Two Iranian men were charged Thursday in a Kenyan court with collecting information to facilitate a terrorist act after they were allegedly found with video footage of the Israeli embassy.
Sayed Nasrollah Ebrahim and Abdolhosein Gholi Safaee were arrested Tuesday in an Iranian diplomatic car on Bishops Road in Nairobi, after they had come from visiting Kamiti Prison where they saw two other Iranians who have been jailed for 15 years on terrorism charges, said prosecutor Duncan Ondimu.
The suspects were taking the pictures using a mobile phone, Ondimu said. A Kenyan driver, Moses Keyah Mmboga, who was chauffeuring the vehicle belonging to the Iranian embassy, has been charged with the suspects and also faces a separate charge of “abetting terrorism.
Iranian agents are suspected in attacks or thwarted attacks around the globe in recent years, including in Azerbaijan, Thailand and India. Most of the plots had Israeli targets.

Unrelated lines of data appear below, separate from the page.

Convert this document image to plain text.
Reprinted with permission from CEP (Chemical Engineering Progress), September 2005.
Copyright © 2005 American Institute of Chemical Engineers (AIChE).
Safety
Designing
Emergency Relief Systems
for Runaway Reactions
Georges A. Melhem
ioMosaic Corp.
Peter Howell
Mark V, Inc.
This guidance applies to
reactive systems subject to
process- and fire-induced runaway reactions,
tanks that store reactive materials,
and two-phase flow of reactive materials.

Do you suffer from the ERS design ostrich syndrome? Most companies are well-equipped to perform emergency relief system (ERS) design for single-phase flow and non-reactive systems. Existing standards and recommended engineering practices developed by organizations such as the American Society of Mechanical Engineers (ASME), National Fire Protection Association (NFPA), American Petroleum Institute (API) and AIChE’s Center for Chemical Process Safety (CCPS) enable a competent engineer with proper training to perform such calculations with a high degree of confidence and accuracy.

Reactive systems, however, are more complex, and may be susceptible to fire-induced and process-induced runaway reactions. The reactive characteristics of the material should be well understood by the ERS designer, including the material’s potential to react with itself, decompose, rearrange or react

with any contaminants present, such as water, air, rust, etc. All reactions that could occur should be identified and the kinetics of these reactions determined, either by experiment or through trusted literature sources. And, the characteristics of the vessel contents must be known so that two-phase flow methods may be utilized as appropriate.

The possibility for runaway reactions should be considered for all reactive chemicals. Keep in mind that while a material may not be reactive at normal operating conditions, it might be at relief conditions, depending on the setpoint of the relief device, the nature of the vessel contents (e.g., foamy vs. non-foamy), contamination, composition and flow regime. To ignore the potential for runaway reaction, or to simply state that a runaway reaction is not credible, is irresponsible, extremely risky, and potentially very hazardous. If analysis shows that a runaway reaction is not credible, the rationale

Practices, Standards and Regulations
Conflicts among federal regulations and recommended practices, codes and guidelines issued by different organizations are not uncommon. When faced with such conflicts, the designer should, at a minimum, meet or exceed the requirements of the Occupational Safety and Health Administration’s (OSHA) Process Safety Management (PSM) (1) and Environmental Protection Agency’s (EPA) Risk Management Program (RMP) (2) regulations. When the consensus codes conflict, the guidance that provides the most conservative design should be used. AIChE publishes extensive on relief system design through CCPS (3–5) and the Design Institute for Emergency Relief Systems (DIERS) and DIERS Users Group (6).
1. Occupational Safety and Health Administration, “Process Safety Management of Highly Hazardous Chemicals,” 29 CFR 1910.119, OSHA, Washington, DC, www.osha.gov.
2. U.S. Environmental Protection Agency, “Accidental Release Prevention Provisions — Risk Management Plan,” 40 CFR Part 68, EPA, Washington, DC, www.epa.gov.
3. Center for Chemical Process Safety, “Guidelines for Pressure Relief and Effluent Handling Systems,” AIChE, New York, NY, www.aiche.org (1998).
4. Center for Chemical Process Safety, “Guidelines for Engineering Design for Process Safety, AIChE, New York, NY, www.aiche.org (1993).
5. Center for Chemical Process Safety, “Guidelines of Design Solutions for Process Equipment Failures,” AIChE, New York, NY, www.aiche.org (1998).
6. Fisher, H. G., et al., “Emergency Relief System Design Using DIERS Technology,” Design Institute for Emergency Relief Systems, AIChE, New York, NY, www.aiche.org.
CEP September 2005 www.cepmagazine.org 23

In June 2013 a Kenyan court convicted two Iranian nationals of being Quds agents plotting attacks against Western targets in Kenya and they were sentenced to life in prison. That sentence was reduced on appeal in February to 15 years imprisonment.
Ahmad Abolfathi Mohammad and Sayed Mansour Mousavi were arrested in June 2012 and led officials to a 15-kilogram (33-pound) stash of the explosive RDX. At least 85 kilograms (187 pounds) of the explosives that authorities say was shipped into Kenya has not yet been found.
Kenyan anti-terror officials said the two Iranians are members of Iran’s Islamic Revolutionary Guards Corps Quds Force, an elite and secretive unit.
In November 2015, two Kenyans admitted assisting Iranian state intelligence to plot attacks on western targets in Kenya, according to the country’s police chief. Abubakar Sadiq Louw, 69, and Yassin Sambai Juma, 25, confessed to being spies for the Quds Force, according to Joseph Boinnet.
He said the two had been given money by their handlers to case their targets for future terror attacks and to recruit others, including children. He declined to say which western targets were being surveyed.